The Denver Broncos faced the New Orleans Saints on Sunday and looked as though they were without a leader to command the group of men.

   With all four quarterbacks on the Broncos roster out under COVID-19 protocols, and the league refusing to reschedule, the Broncos went with a practice squad wide-receiver, Kendall Hinton, to play quarterback. 

   Hinton played a little bit of quarterback during his college days in Wake Forest University, but transitioned to wide-out in his senior year. Saints future Hall of Fame QB Drew Brees didn’t play either, still recovering from broken ribs and a collapsed lung from a rough game against the San Francisco 49ers in Week 10. Instead, they went with swiss army knife Taysom Hill, who like Hinton, hasn’t had extensive practice throwing footballs, essentially putting both teams on the field without a true QB. But still, the then 8-2 Saints, with an absent Brees, took no pity on the poor shape of the Broncos.

It wasn’t Hinton’s fault for the Broncos 31-3 loss. He is a rookie with zero experience, who had no other choice but to be thrown into a game against a top-standing team led by the veteran Head Coach Sean Payton.

   The league not allowing the Broncos/Saints game to be rescheduled serves as the kind of punishment that comes to players and training staff who do not follow safety procedures to limit the spread of the virus. 

Drew Lock, one of the Broncos’ starting quarterbacks, posted on twitter, “In a controlled and socially-distanced area, we let our masking slip for a limited amount of time. An honest mistake, but one I will own.”

He then expressed regret by saying, “I sincerely apologize and I fully understand why these safety precautions are so important. Doing the right thing for a majority of the time is not good enough.”

   But what about the Baltimore Ravens? After numerous postponements and a rise of infections among players, shouldn’t the league serve the Ravens the same kind of punishment as well?

   For eight straight days, a player has tested positive on the Ravens roster.

This makes it now 23 players that are out, which includes their star quarterback Lamar Jackson. Originally, the team was supposed to play against the Pittsburgh Steelers, the only undefeated team left in the league, on Thanksgiving night, but then it got pushed farther to Sunday, then Tuesday, and now this Wednesday, marking the third time this week the game got shuffled to a different date.

   But still, if the tests are coming back positive, players should self-quarantine for at least fourteen days. A few days after Thanksgiving doesn’t necessarily mean that the roster of players will look better by then.

   The NFL believed that the Broncos COVID-19 situation was controlled at a low-risk to be able to resume play, but that was not the case with the Ravens.

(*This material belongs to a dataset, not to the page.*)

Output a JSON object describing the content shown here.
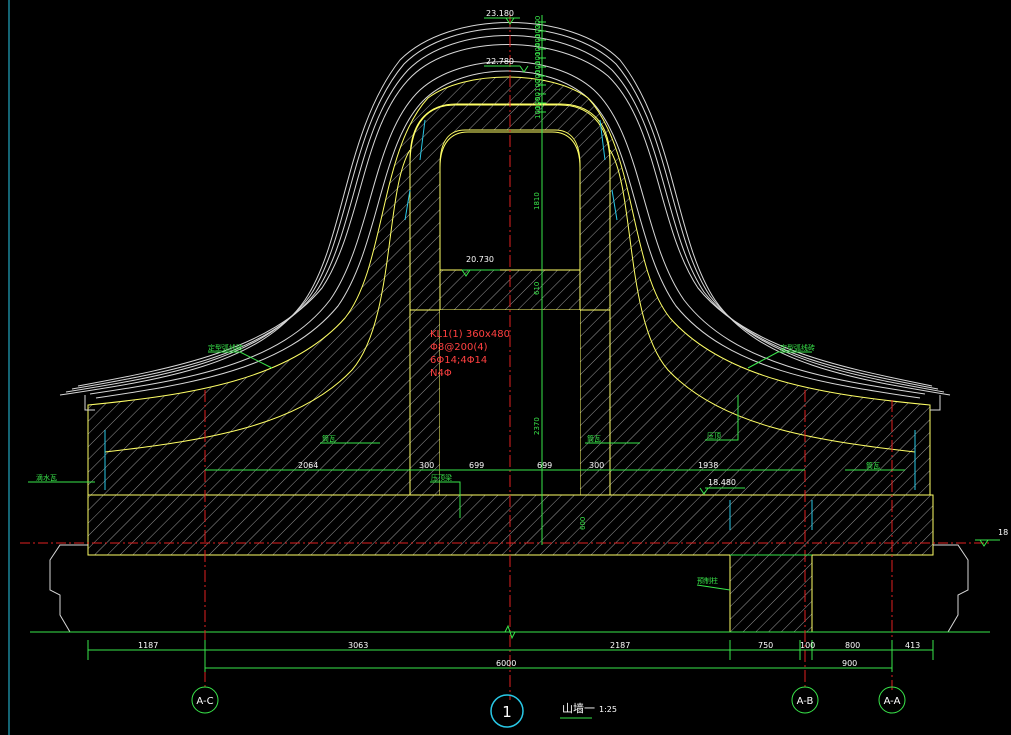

   ESPN’s Adam Schefter, who first reported the news on the newest date for the Ravens/Steelers game, also spoke about the league’s decision to go forth with moving certain games back but allowing some to go as scheduled on Monday Night Countdown. “It’s all about identification, isolation, and then containment of the virus. As long as the NFL feels like it has identified, isolated and contained the virus, it believes it can play the games,” he said. “If it can’t identify, if it can’t isolate, and it can’t contain—as was the case in Baltimore—they’re going to continue to postpone the game. That’s why the Broncos-Saints game on Sunday was played. Because the league believed that the virus was identified, isolated and contained in Denver, whereas it wasn’t in Baltimore.”

   This also means the Ravens/Dallas Cowboys game, to accommodate the newest scheduling updates, will now be played on Tuesday, Dec. 8, and the Steelers matchup against the Washington Football Team will now be played on Monday, Dec. 7.

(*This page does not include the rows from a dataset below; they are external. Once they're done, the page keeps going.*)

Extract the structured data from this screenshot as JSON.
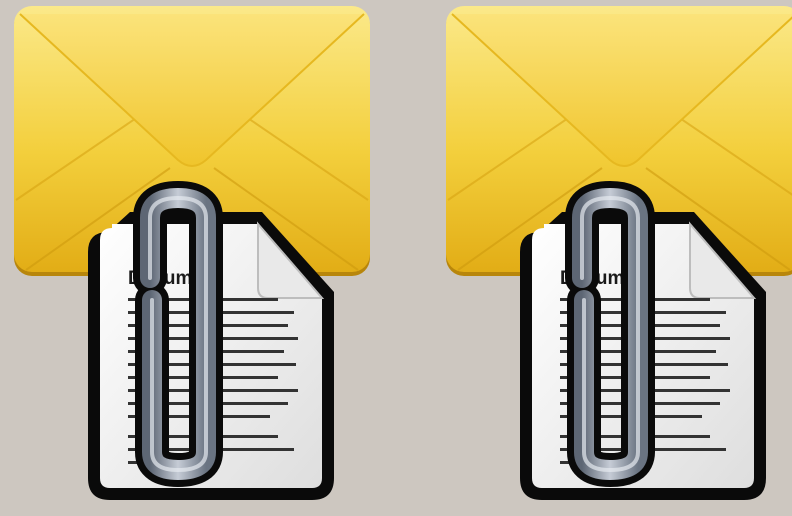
{
  "icons": [
    {
      "label": "Document",
      "icon": "mail-attachment-icon",
      "colors": {
        "background": "#cdc7c0",
        "envelope_light": "#f9e77a",
        "envelope_mid": "#f3cc35",
        "envelope_dark": "#d9a60f",
        "paper": "#f4f4f4",
        "outline": "#0a0a0a",
        "clip": "#8d97a5"
      }
    },
    {
      "label": "Document",
      "icon": "mail-attachment-icon",
      "colors": {
        "background": "#cdc7c0",
        "envelope_light": "#f9e77a",
        "envelope_mid": "#f3cc35",
        "envelope_dark": "#d9a60f",
        "paper": "#f4f4f4",
        "outline": "#0a0a0a",
        "clip": "#8d97a5"
      }
    }
  ]
}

   Since the Santa Clara County in California enforced guidelines and regulations to slow the virus spread, the San Francisco 49ers will be unable to play in their home stadium for the time being. Therefore, the 49ers will be playing their next two home games at State Farm Stadium in Glendale, Arizona, home to the Arizona Cardinals. They will then “host” both the Buffalo Bills and Washington Football Team on Dec. 7 and 13, respectively.

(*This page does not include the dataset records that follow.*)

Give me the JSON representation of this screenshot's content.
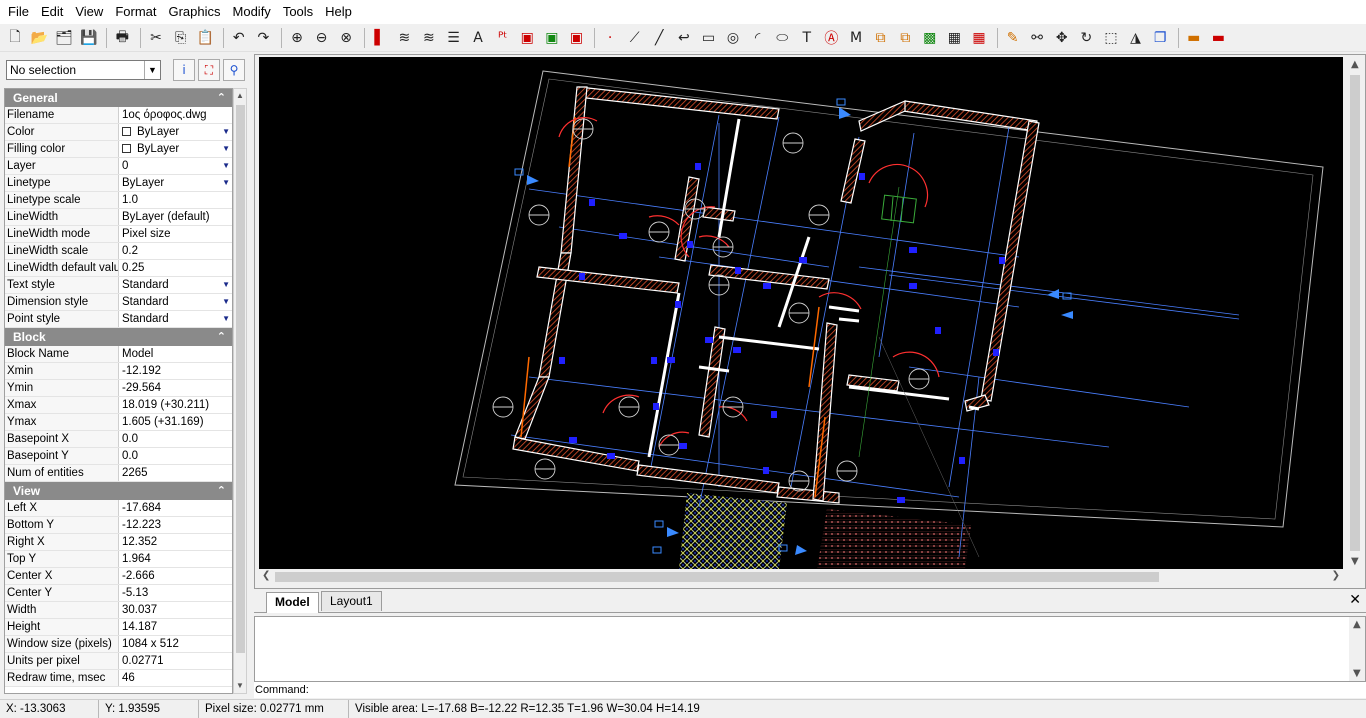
{
  "menu": [
    "File",
    "Edit",
    "View",
    "Format",
    "Graphics",
    "Modify",
    "Tools",
    "Help"
  ],
  "selection": {
    "value": "No selection"
  },
  "general": {
    "title": "General",
    "rows": [
      {
        "name": "Filename",
        "value": "1ος όροφος.dwg"
      },
      {
        "name": "Color",
        "value": "ByLayer"
      },
      {
        "name": "Filling color",
        "value": "ByLayer"
      },
      {
        "name": "Layer",
        "value": "0"
      },
      {
        "name": "Linetype",
        "value": "ByLayer"
      },
      {
        "name": "Linetype scale",
        "value": "1.0"
      },
      {
        "name": "LineWidth",
        "value": "ByLayer (default)"
      },
      {
        "name": "LineWidth mode",
        "value": "Pixel size"
      },
      {
        "name": "LineWidth scale",
        "value": "0.2"
      },
      {
        "name": "LineWidth default value",
        "value": "0.25"
      },
      {
        "name": "Text style",
        "value": "Standard"
      },
      {
        "name": "Dimension style",
        "value": "Standard"
      },
      {
        "name": "Point style",
        "value": "Standard"
      }
    ]
  },
  "block": {
    "title": "Block",
    "rows": [
      {
        "name": "Block Name",
        "value": "Model"
      },
      {
        "name": "Xmin",
        "value": "-12.192"
      },
      {
        "name": "Ymin",
        "value": "-29.564"
      },
      {
        "name": "Xmax",
        "value": "18.019  (+30.211)"
      },
      {
        "name": "Ymax",
        "value": "1.605  (+31.169)"
      },
      {
        "name": "Basepoint X",
        "value": "0.0"
      },
      {
        "name": "Basepoint Y",
        "value": "0.0"
      },
      {
        "name": "Num of entities",
        "value": "2265"
      }
    ]
  },
  "view": {
    "title": "View",
    "rows": [
      {
        "name": "Left X",
        "value": "-17.684"
      },
      {
        "name": "Bottom Y",
        "value": "-12.223"
      },
      {
        "name": "Right X",
        "value": "12.352"
      },
      {
        "name": "Top Y",
        "value": "1.964"
      },
      {
        "name": "Center X",
        "value": "-2.666"
      },
      {
        "name": "Center Y",
        "value": "-5.13"
      },
      {
        "name": "Width",
        "value": "30.037"
      },
      {
        "name": "Height",
        "value": "14.187"
      },
      {
        "name": "Window size (pixels)",
        "value": "1084 x 512"
      },
      {
        "name": "Units per pixel",
        "value": "0.02771"
      },
      {
        "name": "Redraw time, msec",
        "value": "46"
      }
    ]
  },
  "tabs": {
    "model": "Model",
    "layout1": "Layout1"
  },
  "command": {
    "label": "Command:"
  },
  "status": {
    "x": "X: -13.3063",
    "y": "Y: 1.93595",
    "pixel": "Pixel size: 0.02771 mm",
    "visible": "Visible area:  L=-17.68  B=-12.22  R=12.35  T=1.96  W=30.04  H=14.19"
  },
  "colors": {
    "walls": "#ffffff",
    "hatch": "#e0502a",
    "axes": "#4a7fff",
    "blocks": "#1a1aff",
    "doors": "#ff3030",
    "paving": "#d8e060"
  }
}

   The league has included an extra week in being prepared to have to postpone games, all while hoping to maintain its playoff schedule for the Super Bowl that’s on Feb, 7.

These next games will decide who will clinch a playoff spot or not, and when you’re dealing with another constant opponent that’s off-the-field, there’s a physical and mental game going on within each team on how to best follow protocols and show up to practice.

   Can the league afford to keep postponing games if they want to create a path into a regular—or near-regular—playoff schedule in time for February?

The NFL is the most popular league in the country, so people will always tune in, but changing schedules affects revenues, and that won’t be ideal for the league. It will be interesting to see how the league deals with the current infection rates spiking and if the season, if disastrous results continue, can even conclude in its totality.